A thousand times we have arrived at hospitals with any of its complications and we have returned home because the doctors have nothing to treat it or do not know what to do.

The helplessness is such that they do not consider removing the spleen to avoid emergency complications. Here they like to wait until it is serious, until there is no other solution and it bursts and then remove it. There they can say in the Newscast “we saved her.”

In consultations they only inform me about what is possible to do with the resources that are available and leave out what we really need, but I do research and I am a doctor. I know perfectly well how it works and how they force doctors to remain silent.

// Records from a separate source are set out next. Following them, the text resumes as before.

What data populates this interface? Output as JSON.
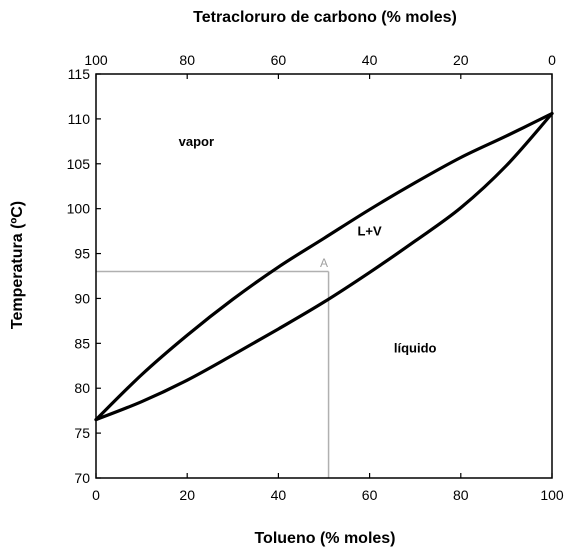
{
  "chart_data": {
    "type": "line",
    "title": "",
    "top_xlabel": "Tetracloruro de carbono (% moles)",
    "xlabel": "Tolueno (% moles)",
    "ylabel": "Temperatura (ºC)",
    "xlim": [
      0,
      100
    ],
    "ylim": [
      70,
      115
    ],
    "top_xlim": [
      100,
      0
    ],
    "xticks": [
      "0",
      "20",
      "40",
      "60",
      "80",
      "100"
    ],
    "top_xticks": [
      "100",
      "80",
      "60",
      "40",
      "20",
      "0"
    ],
    "yticks": [
      "70",
      "75",
      "80",
      "85",
      "90",
      "95",
      "100",
      "105",
      "110",
      "115"
    ],
    "grid": false,
    "series": [
      {
        "name": "",
        "x": [
          0,
          10,
          20,
          30,
          40,
          50,
          60,
          70,
          80,
          90,
          100
        ],
        "y": [
          76.5,
          81.5,
          85.9,
          89.9,
          93.5,
          96.7,
          99.9,
          102.9,
          105.7,
          108.1,
          110.6
        ]
      },
      {
        "name": "",
        "x": [
          0,
          10,
          20,
          30,
          40,
          50,
          60,
          70,
          80,
          90,
          100
        ],
        "y": [
          76.5,
          78.5,
          80.9,
          83.7,
          86.6,
          89.6,
          92.9,
          96.4,
          100.1,
          104.8,
          110.6
        ]
      }
    ],
    "guides": [
      {
        "from": [
          0,
          93.0
        ],
        "to": [
          51,
          93.0
        ]
      },
      {
        "from": [
          51,
          93.0
        ],
        "to": [
          51,
          70
        ]
      }
    ],
    "annotations": [
      {
        "text": "vapor",
        "x": 22,
        "y": 107
      },
      {
        "text": "L+V",
        "x": 60,
        "y": 97
      },
      {
        "text": "líquido",
        "x": 70,
        "y": 84
      },
      {
        "text": "A",
        "x": 50,
        "y": 93.5
      }
    ]
  }
}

Out of friendship, specialists sat me and his father down and told us the truth, but without being able to write it down because they lose their jobs if they leave the terrible conditions of the hospitals in a document.

They go to the point where they no longer write in the medical history. The summary I got says almost nothing because they can only state what is allowed.

Precisely because I know this inside out, I cannot sit and wait for the Cuban system. I know they won’t do anything and then it’s just another kid who’s time is up. That’s why I’m selling my house, my clothes, my mom’s, toys. My daughter is seeing that while her friends wait for the Three Wise Men, I sell her and her brother’s toys. I do whatever it takes to get her out of here and saved in another country. Because they are not going to take my daughter away from me. I gave him life and I will keep it for him.

Editor’s note: The use of the images of the minor in this report was authorized by both parents.